As a reader I am constantly looking to be charmed by the characters of any of the novels that I read. I want to feel like I am a part of the story rather than someone who is only reading the material. I was overly concerned with how the author chose to narrate the story rather than to bring the reader into the story by making the connection between the characters and the plot. I felt like I was reading a step by step script that had been mapped out from start to finish and in some ways the novel seemed more like an actual play. There were some description in the book that I liked and I think that the author could have greatly improved the novel had she chosen to use such descriptive dialogue throughout most of the writing.
What I did like about the book was how the heroine really stood out and became the main character. The hero seemed more secondary and most of the time I didn’t like either of the two. This made this title more refreshing. Currently I am tending to favor more bold heroines. The more stories that I read in this style the more I’m liking them. The chemistry was also strong and ever so present, so the romance was believable from the start.

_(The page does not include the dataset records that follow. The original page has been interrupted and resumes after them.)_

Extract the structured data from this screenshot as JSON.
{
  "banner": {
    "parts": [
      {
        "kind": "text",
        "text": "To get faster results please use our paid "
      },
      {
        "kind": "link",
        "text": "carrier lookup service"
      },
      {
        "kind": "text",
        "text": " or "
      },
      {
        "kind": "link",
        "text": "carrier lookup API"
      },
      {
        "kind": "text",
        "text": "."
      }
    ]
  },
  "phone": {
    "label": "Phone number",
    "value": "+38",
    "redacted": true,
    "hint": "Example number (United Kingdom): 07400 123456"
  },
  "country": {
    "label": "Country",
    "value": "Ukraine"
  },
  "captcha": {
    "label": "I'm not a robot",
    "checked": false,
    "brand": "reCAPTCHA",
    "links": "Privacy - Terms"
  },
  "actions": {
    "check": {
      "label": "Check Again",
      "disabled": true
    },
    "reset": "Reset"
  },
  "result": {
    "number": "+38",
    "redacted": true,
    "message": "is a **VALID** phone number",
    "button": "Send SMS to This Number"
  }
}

I would have liked to have seen more information on the background of the characters, mostly the hero. I did get some idea of his past, but I would have really liked to have known more because he tends to be such an interesting character.
This book isn't one of my favorites by any means, but it did have the foundation to be a worthy, historical novel that might appeal to readers of the era.

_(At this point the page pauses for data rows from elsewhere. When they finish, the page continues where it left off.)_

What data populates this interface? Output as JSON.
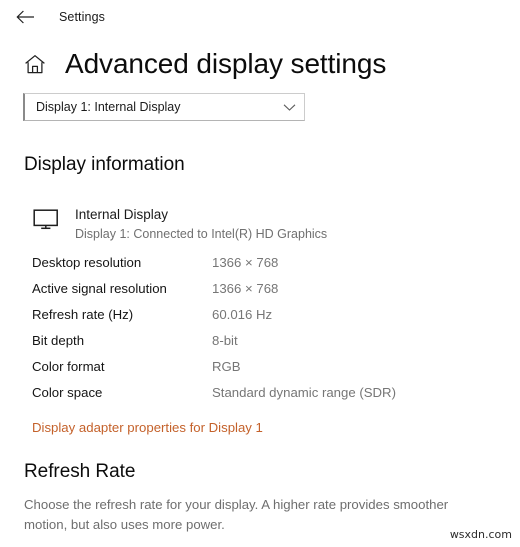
{
  "titlebar": {
    "back_icon": "back-arrow-icon",
    "app_title": "Settings"
  },
  "header": {
    "home_icon": "home-icon",
    "page_title": "Advanced display settings"
  },
  "display_selector": {
    "selected": "Display 1: Internal Display",
    "chevron_icon": "chevron-down-icon"
  },
  "display_information": {
    "section_title": "Display information",
    "monitor_icon": "monitor-icon",
    "monitor_name": "Internal Display",
    "monitor_subtitle": "Display 1: Connected to Intel(R) HD Graphics",
    "specs": [
      {
        "label": "Desktop resolution",
        "value": "1366 × 768"
      },
      {
        "label": "Active signal resolution",
        "value": "1366 × 768"
      },
      {
        "label": "Refresh rate (Hz)",
        "value": "60.016 Hz"
      },
      {
        "label": "Bit depth",
        "value": "8-bit"
      },
      {
        "label": "Color format",
        "value": "RGB"
      },
      {
        "label": "Color space",
        "value": "Standard dynamic range (SDR)"
      }
    ],
    "adapter_link": "Display adapter properties for Display 1"
  },
  "refresh_rate": {
    "section_title": "Refresh Rate",
    "description": "Choose the refresh rate for your display. A higher rate provides smoother motion, but also uses more power."
  },
  "watermark": "wsxdn.com",
  "colors": {
    "link": "#c4612a",
    "value_text": "#767676",
    "body_text": "#6e6e6e",
    "heading_text": "#0c0c0c"
  }
}
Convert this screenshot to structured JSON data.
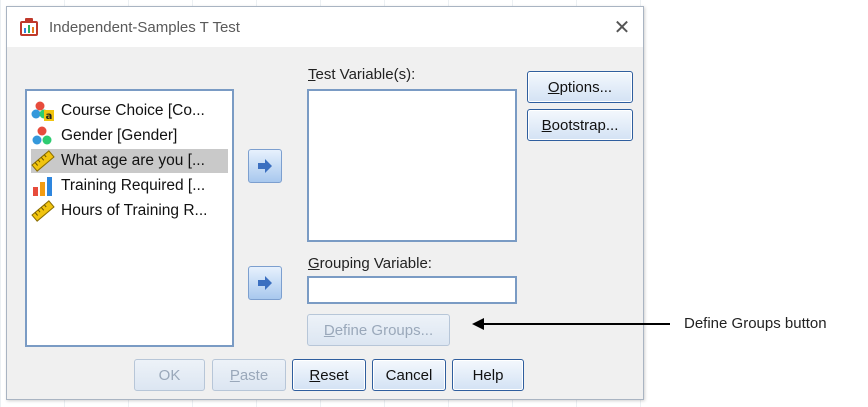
{
  "window": {
    "title": "Independent-Samples T Test",
    "close_glyph": "✕"
  },
  "variables": [
    {
      "label": "Course Choice [Co...",
      "icon": "nominal-variable-icon",
      "selected": false
    },
    {
      "label": "Gender [Gender]",
      "icon": "nominal-variable-icon",
      "selected": false
    },
    {
      "label": "What age are you [...",
      "icon": "scale-variable-icon",
      "selected": true
    },
    {
      "label": "Training Required [...",
      "icon": "ordinal-variable-icon",
      "selected": false
    },
    {
      "label": "Hours of Training R...",
      "icon": "scale-variable-icon",
      "selected": false
    }
  ],
  "test_variables": {
    "label_mnemonic": "T",
    "label_rest": "est Variable(s):"
  },
  "grouping_variable": {
    "label_mnemonic": "G",
    "label_rest": "rouping Variable:",
    "value": ""
  },
  "buttons": {
    "options": {
      "mnemonic": "O",
      "rest": "ptions..."
    },
    "bootstrap": {
      "mnemonic": "B",
      "rest": "ootstrap..."
    },
    "define_groups": {
      "mnemonic": "D",
      "rest": "efine Groups...",
      "enabled": false
    },
    "ok": {
      "label": "OK",
      "enabled": false
    },
    "paste": {
      "mnemonic": "P",
      "rest": "aste",
      "enabled": false
    },
    "reset": {
      "mnemonic": "R",
      "rest": "eset"
    },
    "cancel": {
      "label": "Cancel"
    },
    "help": {
      "label": "Help"
    }
  },
  "annotation": {
    "text": "Define Groups button"
  },
  "colors": {
    "accent": "#2f5e9e",
    "field_border": "#7a9bc4",
    "arrow": "#3b6fc0"
  }
}
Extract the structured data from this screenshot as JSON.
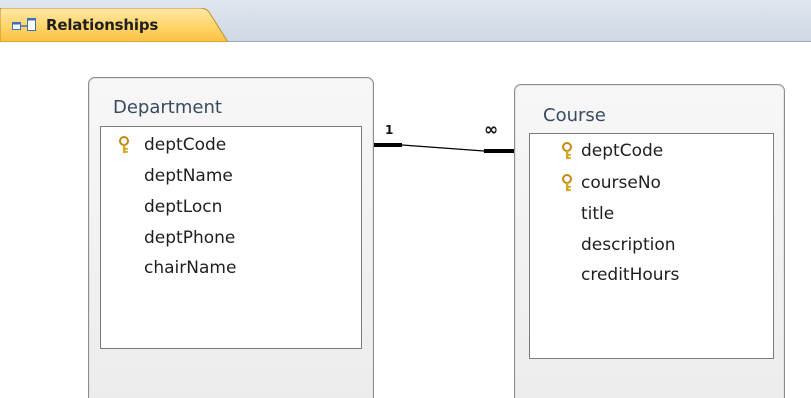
{
  "tab": {
    "label": "Relationships",
    "icon": "relationships-icon"
  },
  "tables": {
    "department": {
      "title": "Department",
      "fields": [
        {
          "name": "deptCode",
          "primary_key": true
        },
        {
          "name": "deptName",
          "primary_key": false
        },
        {
          "name": "deptLocn",
          "primary_key": false
        },
        {
          "name": "deptPhone",
          "primary_key": false
        },
        {
          "name": "chairName",
          "primary_key": false
        }
      ]
    },
    "course": {
      "title": "Course",
      "fields": [
        {
          "name": "deptCode",
          "primary_key": true
        },
        {
          "name": "courseNo",
          "primary_key": true
        },
        {
          "name": "title",
          "primary_key": false
        },
        {
          "name": "description",
          "primary_key": false
        },
        {
          "name": "creditHours",
          "primary_key": false
        }
      ]
    }
  },
  "relationship": {
    "one_side_label": "1",
    "many_side_label": "∞"
  },
  "colors": {
    "tab_accent": "#f5a623",
    "key_gold": "#d8a51c",
    "title_text": "#3a4a5e"
  }
}
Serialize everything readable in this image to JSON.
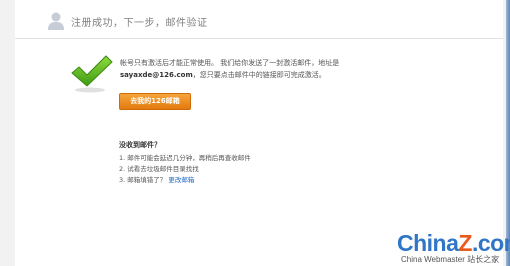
{
  "header": {
    "title": "注册成功，下一步，邮件验证",
    "icon": "user-icon"
  },
  "main": {
    "icon": "checkmark-icon",
    "line1": "帐号只有激活后才能正常使用。   我们给你发送了一封激活邮件，地址是",
    "email": "sayaxde@126.com",
    "line2_suffix": "，您只要点击邮件中的链接即可完成激活。",
    "button_label": "去我的126邮箱",
    "accent_color": "#e37a0f"
  },
  "faq": {
    "title": "没收到邮件？",
    "items": [
      "1. 邮件可能会延迟几分钟，再稍后再查收邮件",
      "2. 试看去垃圾邮件目录找找",
      "3. 邮箱填错了？"
    ],
    "change_link": "更改邮箱",
    "link_color": "#1e68c6"
  },
  "watermark": {
    "logo_prefix": "China",
    "logo_z": "Z",
    "logo_suffix": ".com",
    "subtitle": "China Webmaster 站长之家"
  }
}
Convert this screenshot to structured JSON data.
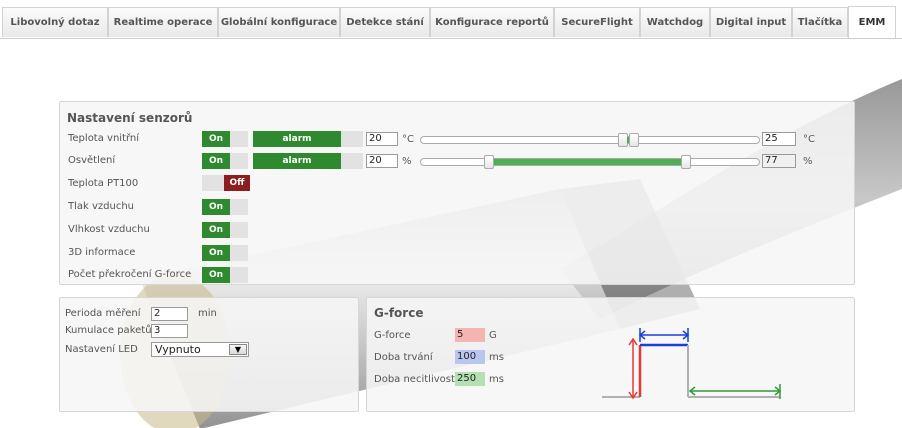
{
  "tabs": [
    {
      "label": "Libovolný dotaz"
    },
    {
      "label": "Realtime operace"
    },
    {
      "label": "Globální konfigurace"
    },
    {
      "label": "Detekce stání"
    },
    {
      "label": "Konfigurace reportů"
    },
    {
      "label": "SecureFlight"
    },
    {
      "label": "Watchdog"
    },
    {
      "label": "Digital input"
    },
    {
      "label": "Tlačítka"
    },
    {
      "label": "EMM",
      "active": true
    }
  ],
  "sensors": {
    "title": "Nastavení senzorů",
    "rows": [
      {
        "label": "Teplota vnitřní",
        "state": "On",
        "alarm": "alarm",
        "min": "20",
        "unit": "°C",
        "max": "25",
        "unit2": "°C"
      },
      {
        "label": "Osvětlení",
        "state": "On",
        "alarm": "alarm",
        "min": "20",
        "unit": "%",
        "max": "77",
        "unit2": "%"
      },
      {
        "label": "Teplota PT100",
        "state": "Off"
      },
      {
        "label": "Tlak vzduchu",
        "state": "On"
      },
      {
        "label": "Vlhkost vzduchu",
        "state": "On"
      },
      {
        "label": "3D informace",
        "state": "On"
      },
      {
        "label": "Počet překročení G-force",
        "state": "On"
      }
    ]
  },
  "sliders": [
    {
      "low_pct": 0.59,
      "high_pct": 0.62,
      "fill": false
    },
    {
      "low_pct": 0.2,
      "high_pct": 0.77,
      "fill": true
    }
  ],
  "settings": {
    "perioda_label": "Perioda měření",
    "perioda_value": "2",
    "perioda_unit": "min",
    "kumulace_label": "Kumulace paketů",
    "kumulace_value": "3",
    "led_label": "Nastavení LED",
    "led_value": "Vypnuto"
  },
  "gforce": {
    "title": "G-force",
    "rows": [
      {
        "label": "G-force",
        "value": "5",
        "unit": "G",
        "color": "#f4b4b4"
      },
      {
        "label": "Doba trvání",
        "value": "100",
        "unit": "ms",
        "color": "#b9c6f0"
      },
      {
        "label": "Doba necitlivosti",
        "value": "250",
        "unit": "ms",
        "color": "#b4e0b4"
      }
    ]
  },
  "colors": {
    "on": "#2f8a2f",
    "off": "#8b1f1f",
    "red": "#e53935",
    "blue": "#1e3fd6",
    "green": "#2e9b3a"
  }
}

I didn't enjoy this title as much as I had hoped that I would. The blurb for this novel is what drew me into reviewing it. But I feel a little disappointed by the actual turnout. My biggest flaw was the writing style chosen by the author. It just wasn’t a style that I felt comfortable with. It is by no means horrible but it isn't a style for me as a reader.
Honesty can be the deadliest policy of all.
Lady Serena Ravenshaw is one of London’s most prosperous women, but she’s never forgotten the misery that set her on the path to success. Nor has she forgotten the drunken young gentleman who gave her the means to start her long, tortuous climb out of the gutter.
When he knocks on the door of the Ravenshaw Arms to ask her help in retrieving a stolen family heirloom, she readily agrees to help, and to let him stay rent-free. After all, Serena prefers debts to fall in her favor.
Still grieving the death of his twin brother, Solomon Hathaway just wanted to be left alone in his dye-making shop—until his highborn uncle sends him to the infamous Lady Serena to scour London’s underworld for the missing bauble.
He’s shocked to discover she’s the same bedraggled waif to whom he once gave his entire quarterly allowance. Yet as they delicately tread common ground, they must negotiate a treacherous world of crime, espionage and betrayal before they can learn to trust—and love—again.
Originally published Dorchester 2011.
Warning: Contains toasty warm pastries, scorching hot chemistry, and a web of treason that just might see England in flames.